Film Review: The Fitzgerald Family Christmas

Writer-director Ed Burns co-stars as a man trying to pull together his large, dysfunctional Irish-Catholic family in time for Christmas. Best opt for the original miracle.

It’s great that local-hero writer-director Ed Burns presents a vision of New York City aside from the Woody Allen-ish Manhattan skyline shots or views from various City museums. Out-of-towners may think that’s the only New York, but in The Fitzgerald Family Christmas, Burns gives a rare picture of another borough, showing the working-class environment he grew up in, and eulogizes: Queens, and even the beaches of Long Island when not in high season. A kind of part two (though it’s 17 years hence) to The Brothers McMullen, Burns’ earlier tale of his own Irish-American experience, The Fitzgerald Family Christmas is the holiday story of a large Catholic family with even bigger troubles.

The seven adult siblings have problems: spousal abuse, interfaith marriages, adultery, unplanned pregnancies, though this second generation of Irish-Americans is updated to recovering alcoholics, women worrying they may pick the wrong man because their dad was absent, and thirty-something bachelors fearing they’ve played the field too long. But these are as nothing compared to the central dilemma of the film: Should an absentee dad gone missing for 20 years be allowed to come home for Christmas dinner? Do we really have to ask?

Burns plays the affable Gerry, a kind of junior paterfamilias holding the family together, living at home with Mom (Anita Gillette), and managing, sometimes mismanaging, the lives of his brothers and sisters. But it’s like herding cats to try to convince “the family”—including Mom, of course—to get together with Dad for this year’s holiday, probably Dad’s last ever. Adding to the emotional pressure is Mom’s December 23 birthday; in the only non-sappy line in the film, she spunkily says, “When you have your birthday two days before Christmas, you get used to eating your cake alone.”

We don’t spend enough time with the other brothers and sisters to care about their issues—though we’re glad of Gerry’s burgeoning romance with Nora (Connie Britton, playing a caregiver to a friend of the family).
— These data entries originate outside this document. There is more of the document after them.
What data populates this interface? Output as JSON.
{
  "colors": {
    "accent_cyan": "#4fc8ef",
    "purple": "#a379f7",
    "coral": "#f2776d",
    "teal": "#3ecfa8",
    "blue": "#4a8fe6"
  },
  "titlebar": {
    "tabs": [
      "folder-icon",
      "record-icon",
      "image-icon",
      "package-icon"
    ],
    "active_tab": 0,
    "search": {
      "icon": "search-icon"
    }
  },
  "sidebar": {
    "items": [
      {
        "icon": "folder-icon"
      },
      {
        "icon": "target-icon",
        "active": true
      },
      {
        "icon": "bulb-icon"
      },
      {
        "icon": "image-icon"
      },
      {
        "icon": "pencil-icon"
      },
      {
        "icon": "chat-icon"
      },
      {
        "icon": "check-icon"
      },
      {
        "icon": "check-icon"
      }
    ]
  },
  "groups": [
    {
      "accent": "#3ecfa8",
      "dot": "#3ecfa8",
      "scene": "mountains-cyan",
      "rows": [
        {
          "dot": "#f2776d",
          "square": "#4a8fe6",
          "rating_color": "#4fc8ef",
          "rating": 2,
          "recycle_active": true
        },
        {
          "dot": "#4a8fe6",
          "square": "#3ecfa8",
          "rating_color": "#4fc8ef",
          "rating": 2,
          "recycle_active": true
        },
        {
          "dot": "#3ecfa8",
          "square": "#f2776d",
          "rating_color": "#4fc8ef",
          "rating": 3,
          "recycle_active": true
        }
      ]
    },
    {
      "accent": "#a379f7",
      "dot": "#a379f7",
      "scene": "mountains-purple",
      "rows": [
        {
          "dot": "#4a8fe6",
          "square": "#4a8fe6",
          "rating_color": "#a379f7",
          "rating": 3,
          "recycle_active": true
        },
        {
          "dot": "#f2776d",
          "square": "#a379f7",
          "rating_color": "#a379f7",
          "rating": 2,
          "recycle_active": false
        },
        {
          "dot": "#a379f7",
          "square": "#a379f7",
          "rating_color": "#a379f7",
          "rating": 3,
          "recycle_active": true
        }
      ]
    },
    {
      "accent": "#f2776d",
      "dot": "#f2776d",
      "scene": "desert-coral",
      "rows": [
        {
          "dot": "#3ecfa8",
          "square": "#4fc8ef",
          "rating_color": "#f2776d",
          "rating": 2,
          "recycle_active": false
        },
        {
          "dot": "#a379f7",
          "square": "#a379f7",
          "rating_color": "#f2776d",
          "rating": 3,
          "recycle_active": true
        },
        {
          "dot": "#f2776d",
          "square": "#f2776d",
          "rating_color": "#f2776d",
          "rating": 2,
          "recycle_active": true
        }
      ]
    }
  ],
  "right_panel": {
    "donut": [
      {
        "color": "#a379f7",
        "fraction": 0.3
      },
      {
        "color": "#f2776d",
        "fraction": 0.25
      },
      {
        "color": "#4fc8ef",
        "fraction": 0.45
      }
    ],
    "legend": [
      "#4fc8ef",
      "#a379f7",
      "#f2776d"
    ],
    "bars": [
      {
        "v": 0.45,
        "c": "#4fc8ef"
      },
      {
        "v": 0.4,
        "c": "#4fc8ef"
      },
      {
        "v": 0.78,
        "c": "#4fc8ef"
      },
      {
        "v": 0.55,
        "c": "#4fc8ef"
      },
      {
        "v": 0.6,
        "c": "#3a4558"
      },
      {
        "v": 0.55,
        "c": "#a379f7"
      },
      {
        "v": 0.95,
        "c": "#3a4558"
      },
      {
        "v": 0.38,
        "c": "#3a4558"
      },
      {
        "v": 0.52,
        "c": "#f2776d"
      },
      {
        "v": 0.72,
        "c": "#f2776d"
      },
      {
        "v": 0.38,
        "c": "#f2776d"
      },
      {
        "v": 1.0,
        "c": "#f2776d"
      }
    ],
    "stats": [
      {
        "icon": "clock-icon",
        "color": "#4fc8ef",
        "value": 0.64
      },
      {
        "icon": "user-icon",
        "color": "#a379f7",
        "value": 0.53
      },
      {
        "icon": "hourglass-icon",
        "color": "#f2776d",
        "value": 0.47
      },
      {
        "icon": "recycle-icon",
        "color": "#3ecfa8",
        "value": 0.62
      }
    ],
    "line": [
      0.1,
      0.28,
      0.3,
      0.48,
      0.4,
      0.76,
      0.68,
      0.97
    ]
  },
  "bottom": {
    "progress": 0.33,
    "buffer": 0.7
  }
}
What does come through is that the sometimes self-involved siblings always unite when threatened by “outsiders.” They are kind of mid-range Kennedys; the hereditary family business is even a bar. Nice, but where’s the holiday tag? And while we get that Mom, generous in most ways, is bitter about being abandoned, the script drops in too many reasons for Dad’s departure: He maybe had to go to make his first million, there was of course another woman involved. But with that “full of blarney” glint in the eye (a clever performance by Ed Lauter as Dad), explanations are left in the air.

Oddly, it turns out that the original couple—Mom and Dad—are where the magic happens. We end up believing in their years-ago attraction, though this coda underscores the ancient Irish-Catholic message that men are devils, and women angels who must forgive. Just ask Malachy McCourt, playing a stock Irish priest.

As for Christmas Day itself, though the matching holiday p.j.’s are cute, the only universal memories that are triggered involve guilt-motivated travels, last-minute gift-buying, and that pesky Scotch tape. This is why some people avoid the holidays altogether, and will probably do the same for this movie.